Phanalytix: An Analysis of Phish

The main purpose of this project was to create and analyze a dataset compiling information about the shows and songs performed by the band Phish from 1983 to 2017. Phish is an American rock band, founded in the University of Vermont in 1983 and known for musical improvisation, extended jams, and blending of genres. With their huge and dedicated fan base, there are multiple websites that have been created, documenting their songs, shows, and tours. Therefore, this project is based on the compilation of all of the information available, mainly from Phish.in and Phish.net, into one large dataset. The three main resources for the creation of this dataset were Phish.in, Phish.net, and Google Maps’ API. Through web-scraping and data cleaning, phanalytix.csv was created, comprising of 31 variables and 30,883 observations. In addition to the csv, a Shiny app, Phanylytix, was also created as a part of the project to allow users to interact with the data we found in a meaningful and direct way. The app is a good tool to use for fans of the band as well as those who are new.

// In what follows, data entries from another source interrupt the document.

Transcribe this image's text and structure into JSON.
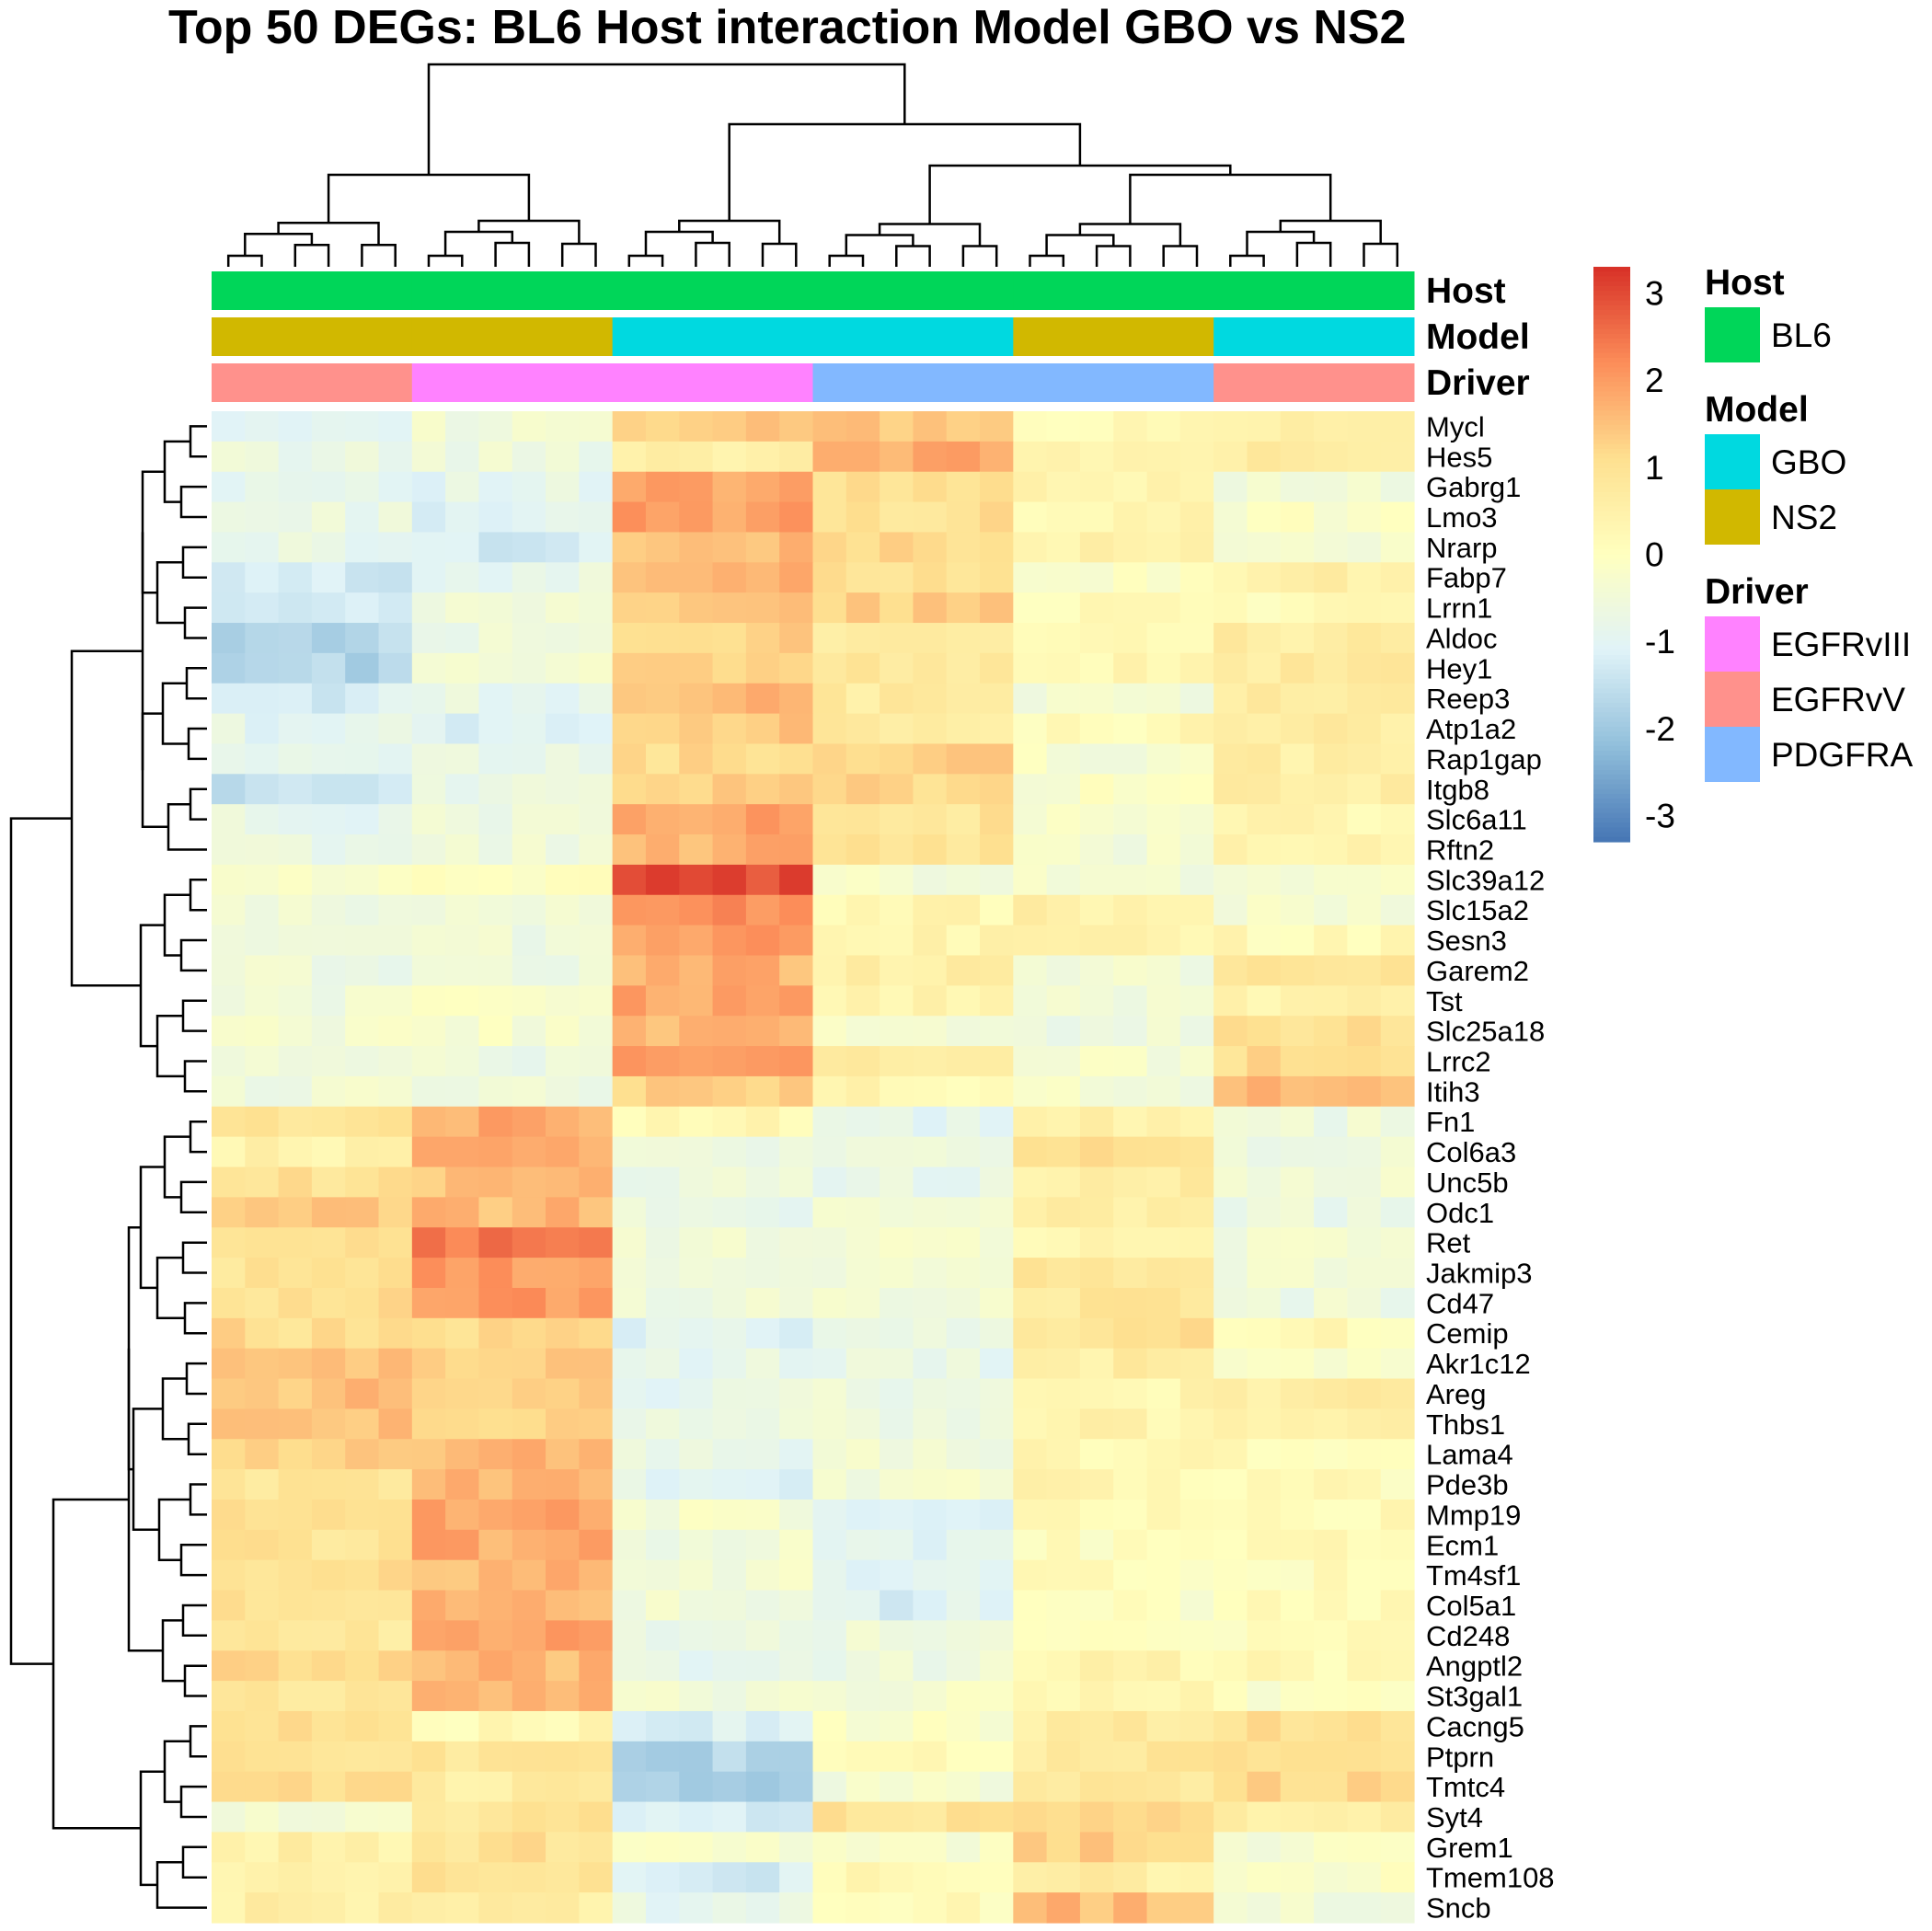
{
  "chart_data": {
    "type": "heatmap",
    "title": "Top 50 DEGs: BL6 Host interaction Model GBO vs NS2",
    "rows": [
      "Mycl",
      "Hes5",
      "Gabrg1",
      "Lmo3",
      "Nrarp",
      "Fabp7",
      "Lrrn1",
      "Aldoc",
      "Hey1",
      "Reep3",
      "Atp1a2",
      "Rap1gap",
      "Itgb8",
      "Slc6a11",
      "Rftn2",
      "Slc39a12",
      "Slc15a2",
      "Sesn3",
      "Garem2",
      "Tst",
      "Slc25a18",
      "Lrrc2",
      "Itih3",
      "Fn1",
      "Col6a3",
      "Unc5b",
      "Odc1",
      "Ret",
      "Jakmip3",
      "Cd47",
      "Cemip",
      "Akr1c12",
      "Areg",
      "Thbs1",
      "Lama4",
      "Pde3b",
      "Mmp19",
      "Ecm1",
      "Tm4sf1",
      "Col5a1",
      "Cd248",
      "Angptl2",
      "St3gal1",
      "Cacng5",
      "Ptprn",
      "Tmtc4",
      "Syt4",
      "Grem1",
      "Tmem108",
      "Sncb"
    ],
    "column_blocks": [
      {
        "model": "NS2",
        "driver": "EGFRvV",
        "host": "BL6",
        "n": 6
      },
      {
        "model": "NS2",
        "driver": "EGFRvIII",
        "host": "BL6",
        "n": 6
      },
      {
        "model": "GBO",
        "driver": "EGFRvIII",
        "host": "BL6",
        "n": 6
      },
      {
        "model": "GBO",
        "driver": "PDGFRA",
        "host": "BL6",
        "n": 6
      },
      {
        "model": "NS2",
        "driver": "PDGFRA",
        "host": "BL6",
        "n": 6
      },
      {
        "model": "GBO",
        "driver": "EGFRvV",
        "host": "BL6",
        "n": 6
      }
    ],
    "block_means": [
      [
        -0.8,
        -0.5,
        1.3,
        1.4,
        0.1,
        0.5
      ],
      [
        -0.7,
        -0.6,
        0.6,
        1.8,
        0.4,
        0.6
      ],
      [
        -0.8,
        -0.9,
        1.8,
        1.0,
        0.3,
        -0.4
      ],
      [
        -0.7,
        -1.0,
        1.9,
        1.0,
        0.3,
        -0.2
      ],
      [
        -0.8,
        -1.2,
        1.5,
        1.2,
        0.4,
        -0.4
      ],
      [
        -1.3,
        -0.8,
        1.6,
        1.1,
        -0.1,
        0.5
      ],
      [
        -1.4,
        -0.5,
        1.4,
        1.3,
        0.2,
        0.2
      ],
      [
        -1.7,
        -0.6,
        1.3,
        0.8,
        0.3,
        0.6
      ],
      [
        -1.7,
        -0.5,
        1.4,
        0.8,
        0.3,
        0.7
      ],
      [
        -1.2,
        -0.8,
        1.6,
        0.7,
        -0.4,
        0.6
      ],
      [
        -0.9,
        -1.1,
        1.4,
        0.8,
        0.2,
        0.7
      ],
      [
        -1.0,
        -0.8,
        1.1,
        1.3,
        -0.3,
        0.6
      ],
      [
        -1.5,
        -0.7,
        1.4,
        1.2,
        -0.2,
        0.6
      ],
      [
        -0.8,
        -0.6,
        1.9,
        0.9,
        -0.3,
        0.3
      ],
      [
        -0.7,
        -0.6,
        1.7,
        1.0,
        -0.4,
        0.5
      ],
      [
        -0.2,
        -0.1,
        2.9,
        -0.4,
        -0.4,
        -0.3
      ],
      [
        -0.6,
        -0.5,
        2.2,
        0.3,
        0.5,
        -0.4
      ],
      [
        -0.5,
        -0.6,
        2.0,
        0.4,
        0.3,
        0.2
      ],
      [
        -0.6,
        -0.6,
        1.7,
        0.6,
        -0.5,
        0.8
      ],
      [
        -0.5,
        -0.3,
        1.9,
        0.4,
        -0.4,
        0.4
      ],
      [
        -0.4,
        -0.3,
        1.7,
        -0.4,
        -0.6,
        1.0
      ],
      [
        -0.6,
        -0.6,
        1.9,
        0.6,
        -0.3,
        1.1
      ],
      [
        -0.5,
        -0.5,
        1.3,
        0.3,
        -0.4,
        1.6
      ],
      [
        1.0,
        1.8,
        0.3,
        -1.0,
        0.4,
        -0.6
      ],
      [
        0.4,
        1.8,
        -0.6,
        -0.6,
        1.0,
        -0.6
      ],
      [
        1.0,
        1.5,
        -0.6,
        -0.8,
        0.6,
        -0.5
      ],
      [
        1.3,
        1.6,
        -0.7,
        -0.5,
        0.6,
        -0.7
      ],
      [
        1.2,
        2.4,
        -0.5,
        -0.4,
        0.3,
        -0.4
      ],
      [
        0.9,
        2.0,
        -0.6,
        -0.5,
        0.9,
        -0.5
      ],
      [
        1.0,
        2.0,
        -0.5,
        -0.5,
        0.8,
        -0.6
      ],
      [
        1.1,
        1.2,
        -1.0,
        -0.8,
        1.0,
        0.2
      ],
      [
        1.4,
        1.3,
        -0.8,
        -0.8,
        0.6,
        -0.2
      ],
      [
        1.5,
        1.2,
        -0.8,
        -0.6,
        0.3,
        0.6
      ],
      [
        1.6,
        1.2,
        -0.7,
        -0.6,
        0.4,
        0.4
      ],
      [
        1.3,
        1.6,
        -0.8,
        -0.5,
        0.3,
        0.2
      ],
      [
        0.9,
        1.7,
        -1.0,
        -0.4,
        0.3,
        0.1
      ],
      [
        0.9,
        1.8,
        -0.3,
        -0.9,
        0.1,
        0.2
      ],
      [
        0.9,
        1.8,
        -0.5,
        -1.0,
        0.0,
        0.2
      ],
      [
        1.0,
        1.6,
        -0.4,
        -1.0,
        0.1,
        0.1
      ],
      [
        1.0,
        1.6,
        -0.5,
        -1.1,
        -0.1,
        0.1
      ],
      [
        0.8,
        2.0,
        -0.6,
        -0.6,
        0.0,
        0.1
      ],
      [
        1.1,
        1.6,
        -0.8,
        -0.6,
        0.3,
        0.2
      ],
      [
        0.9,
        1.6,
        -0.5,
        -0.3,
        0.4,
        -0.2
      ],
      [
        1.2,
        0.2,
        -1.2,
        -0.2,
        0.7,
        1.1
      ],
      [
        1.0,
        0.8,
        -1.7,
        0.1,
        0.8,
        0.9
      ],
      [
        1.0,
        0.6,
        -1.8,
        -0.4,
        0.8,
        1.2
      ],
      [
        -0.4,
        0.9,
        -1.2,
        0.9,
        1.2,
        0.5
      ],
      [
        0.5,
        1.0,
        -0.3,
        -0.2,
        1.3,
        -0.3
      ],
      [
        0.5,
        0.9,
        -1.2,
        0.3,
        0.6,
        -0.2
      ],
      [
        0.5,
        0.6,
        -0.8,
        0.1,
        1.6,
        -0.4
      ]
    ],
    "color_scale": {
      "min": -3.3,
      "max": 3.3,
      "ticks": [
        3,
        2,
        1,
        0,
        -1,
        -2,
        -3
      ],
      "colors": [
        "#4575b4",
        "#91bfdb",
        "#e0f3f8",
        "#ffffbf",
        "#fee090",
        "#fc8d59",
        "#d73027"
      ]
    },
    "annotations": [
      {
        "label": "Host",
        "categories": [
          {
            "name": "BL6",
            "color": "#00d659"
          }
        ]
      },
      {
        "label": "Model",
        "categories": [
          {
            "name": "GBO",
            "color": "#00d9e0"
          },
          {
            "name": "NS2",
            "color": "#d1b800"
          }
        ]
      },
      {
        "label": "Driver",
        "categories": [
          {
            "name": "EGFRvIII",
            "color": "#ff82ff"
          },
          {
            "name": "EGFRvV",
            "color": "#ff918c"
          },
          {
            "name": "PDGFRA",
            "color": "#82b8ff"
          }
        ]
      }
    ],
    "row_clusters": [
      [
        0,
        14
      ],
      [
        15,
        22
      ],
      [
        23,
        42
      ],
      [
        43,
        49
      ]
    ],
    "legend_placement": "right"
  }
}
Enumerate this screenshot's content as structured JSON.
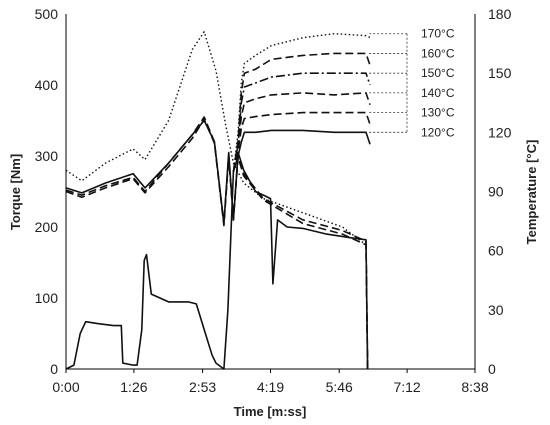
{
  "chart_data": {
    "type": "line",
    "title": "",
    "xlabel": "Time [m:ss]",
    "ylabel_left": "Torque [Nm]",
    "ylabel_right": "Temperature [°C]",
    "x_unit": "seconds",
    "xlim": [
      0,
      518
    ],
    "ylim_left": [
      0,
      500
    ],
    "ylim_right": [
      0,
      180
    ],
    "x_ticks": [
      {
        "value": 0,
        "label": "0:00"
      },
      {
        "value": 86,
        "label": "1:26"
      },
      {
        "value": 173,
        "label": "2:53"
      },
      {
        "value": 259,
        "label": "4:19"
      },
      {
        "value": 346,
        "label": "5:46"
      },
      {
        "value": 432,
        "label": "7:12"
      },
      {
        "value": 518,
        "label": "8:38"
      }
    ],
    "y_ticks_left": [
      {
        "value": 0,
        "label": "0"
      },
      {
        "value": 100,
        "label": "100"
      },
      {
        "value": 200,
        "label": "200"
      },
      {
        "value": 300,
        "label": "300"
      },
      {
        "value": 400,
        "label": "400"
      },
      {
        "value": 500,
        "label": "500"
      }
    ],
    "y_ticks_right": [
      {
        "value": 0,
        "label": "0"
      },
      {
        "value": 30,
        "label": "30"
      },
      {
        "value": 60,
        "label": "60"
      },
      {
        "value": 90,
        "label": "90"
      },
      {
        "value": 120,
        "label": "120"
      },
      {
        "value": 150,
        "label": "150"
      },
      {
        "value": 180,
        "label": "180"
      }
    ],
    "grid": false,
    "legend": "none",
    "series": [
      {
        "name": "170°C",
        "axis": "torque",
        "style": "dotted",
        "points": [
          [
            0,
            280
          ],
          [
            20,
            265
          ],
          [
            50,
            290
          ],
          [
            85,
            310
          ],
          [
            100,
            295
          ],
          [
            130,
            350
          ],
          [
            160,
            450
          ],
          [
            175,
            475
          ],
          [
            190,
            420
          ],
          [
            202,
            345
          ],
          [
            212,
            290
          ],
          [
            225,
            262
          ],
          [
            250,
            240
          ],
          [
            300,
            220
          ],
          [
            350,
            200
          ],
          [
            380,
            175
          ],
          [
            382,
            0
          ]
        ]
      },
      {
        "name": "120°C",
        "axis": "torque",
        "style": "solid",
        "points": [
          [
            0,
            255
          ],
          [
            20,
            248
          ],
          [
            50,
            262
          ],
          [
            85,
            275
          ],
          [
            100,
            255
          ],
          [
            130,
            290
          ],
          [
            160,
            330
          ],
          [
            175,
            350
          ],
          [
            188,
            320
          ],
          [
            200,
            205
          ],
          [
            206,
            305
          ],
          [
            212,
            210
          ],
          [
            218,
            305
          ],
          [
            225,
            280
          ],
          [
            240,
            250
          ],
          [
            250,
            245
          ],
          [
            259,
            240
          ],
          [
            262,
            120
          ],
          [
            268,
            210
          ],
          [
            280,
            200
          ],
          [
            300,
            198
          ],
          [
            330,
            190
          ],
          [
            360,
            185
          ],
          [
            380,
            182
          ],
          [
            382,
            0
          ]
        ]
      },
      {
        "name": "130°C",
        "axis": "torque",
        "style": "dashed",
        "points": [
          [
            0,
            252
          ],
          [
            20,
            245
          ],
          [
            50,
            258
          ],
          [
            85,
            270
          ],
          [
            100,
            250
          ],
          [
            130,
            290
          ],
          [
            160,
            330
          ],
          [
            175,
            355
          ],
          [
            188,
            320
          ],
          [
            200,
            205
          ],
          [
            206,
            300
          ],
          [
            212,
            212
          ],
          [
            218,
            300
          ],
          [
            225,
            275
          ],
          [
            250,
            240
          ],
          [
            300,
            210
          ],
          [
            350,
            195
          ],
          [
            380,
            180
          ],
          [
            382,
            0
          ]
        ]
      },
      {
        "name": "140°C",
        "axis": "torque",
        "style": "dashed",
        "points": [
          [
            0,
            250
          ],
          [
            20,
            242
          ],
          [
            50,
            255
          ],
          [
            85,
            268
          ],
          [
            100,
            248
          ],
          [
            130,
            285
          ],
          [
            160,
            325
          ],
          [
            175,
            352
          ],
          [
            188,
            318
          ],
          [
            200,
            202
          ],
          [
            206,
            298
          ],
          [
            212,
            210
          ],
          [
            218,
            298
          ],
          [
            225,
            272
          ],
          [
            250,
            238
          ],
          [
            300,
            205
          ],
          [
            350,
            190
          ],
          [
            380,
            175
          ],
          [
            382,
            0
          ]
        ]
      },
      {
        "name": "120°C",
        "axis": "temperature",
        "style": "solid",
        "points": [
          [
            0,
            0
          ],
          [
            10,
            2
          ],
          [
            18,
            18
          ],
          [
            25,
            24
          ],
          [
            40,
            23
          ],
          [
            60,
            22
          ],
          [
            70,
            22
          ],
          [
            72,
            3
          ],
          [
            85,
            2
          ],
          [
            90,
            2
          ],
          [
            96,
            20
          ],
          [
            99,
            55
          ],
          [
            102,
            58
          ],
          [
            108,
            38
          ],
          [
            130,
            34
          ],
          [
            155,
            34
          ],
          [
            165,
            33
          ],
          [
            175,
            20
          ],
          [
            185,
            7
          ],
          [
            190,
            3
          ],
          [
            200,
            0
          ],
          [
            205,
            30
          ],
          [
            212,
            100
          ],
          [
            218,
            108
          ],
          [
            222,
            115
          ],
          [
            226,
            120
          ],
          [
            240,
            120
          ],
          [
            260,
            121
          ],
          [
            300,
            121
          ],
          [
            340,
            120
          ],
          [
            380,
            120
          ],
          [
            385,
            114
          ]
        ]
      },
      {
        "name": "130°C",
        "axis": "temperature",
        "style": "dashed",
        "points": [
          [
            212,
            100
          ],
          [
            218,
            110
          ],
          [
            222,
            122
          ],
          [
            226,
            127
          ],
          [
            240,
            128
          ],
          [
            260,
            129
          ],
          [
            300,
            130
          ],
          [
            340,
            130
          ],
          [
            380,
            130
          ],
          [
            385,
            124
          ]
        ]
      },
      {
        "name": "140°C",
        "axis": "temperature",
        "style": "dashed",
        "points": [
          [
            212,
            100
          ],
          [
            218,
            112
          ],
          [
            222,
            128
          ],
          [
            226,
            135
          ],
          [
            240,
            137
          ],
          [
            260,
            139
          ],
          [
            300,
            140
          ],
          [
            340,
            139
          ],
          [
            380,
            140
          ],
          [
            385,
            134
          ]
        ]
      },
      {
        "name": "150°C",
        "axis": "temperature",
        "style": "dashdot",
        "points": [
          [
            212,
            100
          ],
          [
            218,
            114
          ],
          [
            222,
            135
          ],
          [
            226,
            143
          ],
          [
            240,
            145
          ],
          [
            260,
            148
          ],
          [
            300,
            150
          ],
          [
            340,
            150
          ],
          [
            380,
            150
          ],
          [
            385,
            144
          ]
        ]
      },
      {
        "name": "160°C",
        "axis": "temperature",
        "style": "dashed",
        "points": [
          [
            212,
            100
          ],
          [
            218,
            116
          ],
          [
            222,
            140
          ],
          [
            226,
            150
          ],
          [
            240,
            152
          ],
          [
            260,
            157
          ],
          [
            300,
            159
          ],
          [
            340,
            160
          ],
          [
            380,
            160
          ],
          [
            385,
            154
          ]
        ]
      },
      {
        "name": "170°C",
        "axis": "temperature",
        "style": "dotted",
        "points": [
          [
            212,
            100
          ],
          [
            218,
            120
          ],
          [
            222,
            145
          ],
          [
            226,
            155
          ],
          [
            240,
            159
          ],
          [
            260,
            164
          ],
          [
            300,
            168
          ],
          [
            340,
            170
          ],
          [
            380,
            169
          ],
          [
            386,
            168
          ]
        ]
      }
    ],
    "annotations": [
      "170°C",
      "160°C",
      "150°C",
      "140°C",
      "130°C",
      "120°C"
    ]
  }
}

The completion of this project involved the efforts of countless hours of research, hardwork, and troubleshooting by three students, Joe May, Aishwarya Hariharan, and Rachel Nesbit, from the STOR 390: Introduction to Data Science class at the Univeristy of North Carolina at Chapel Hill, along with the coursework/lectures and guidance from the course instructor, Iain Carmichael.

Components of the Project

The main components of this project include the dataset and the shiny app. The dataset we created comprises of 31 variables and 30,883 observations including data such as dates, shows, tours, locations, venues, ratings, tracks. The shiny app has two parts, “Find a Show” and “Show Map”, which allow users to create their own virtual concerts and to explore already occurred shows, locations, and venues.

phanalytix.csv: Original Dataset

The dataset we created is comprised of 31 variables and more than 30,000 observations. We wrote more than 500 lines of code to gather, clean, and arrange the data in a neat and readable csv file. The dataset is uploaded on the github repository for this page.

Phanalytix: Shiny App

Phanalytix is a tool to help new users explore the band or Phish fans to figure out what show to listen to next. The research and data collection that went into creating the app helped uncover some interesting information. There are many resources out there that archive phish shows and analyze trends, but Phanalytix seeks to create applications for all this data, making it interactive and insightful.

The “Find a Show” component allows users to create a virtual concert with the given inputs for song/show recommendations. These inputs are dates, song length, rarity of songs, rating from Phish.net (Phish’s website), number of covers, number of debuts, number of teases within the song, oddities, and a time frame for year. Given these inputs, the app extracts a set of songs which fulfill the user’s criteria. It also provides the link so that users can stream the songs, and some basic information about the show date, location, and venue. The “Show Map” component is another cool feature in the app. It’s a map of the world with pinpoints that indicate locations Phish has performed at in the past. Upon clicking on the pins, users can see the venue name and the number of shows performed there.

The app is embedded below:

Blog

There is also a blog which goes into more detail regarding the project. It includes information on the background of the band and our analysis, some interesting findings from the exploratory analysis results from our dataset, and a detailed explanation of the app. The blog can be found here, as well as its html file on the repository.

Process Notebook

Included in the project is a process notebook which describes the processes our group used to conduct the analysis. It includes the overview and motivation for our project, the initial questions we wanted to solve in our analysis, the data we used and methods involved in obtaining it, our exploratory data analysis, and the final analysis. It can be found here, and on the github repository.

Code

All our code for the project can be found on the repository for this page. This includes the RMarkdown file for the phanalytix.csv dataset and the r script for the shiny app.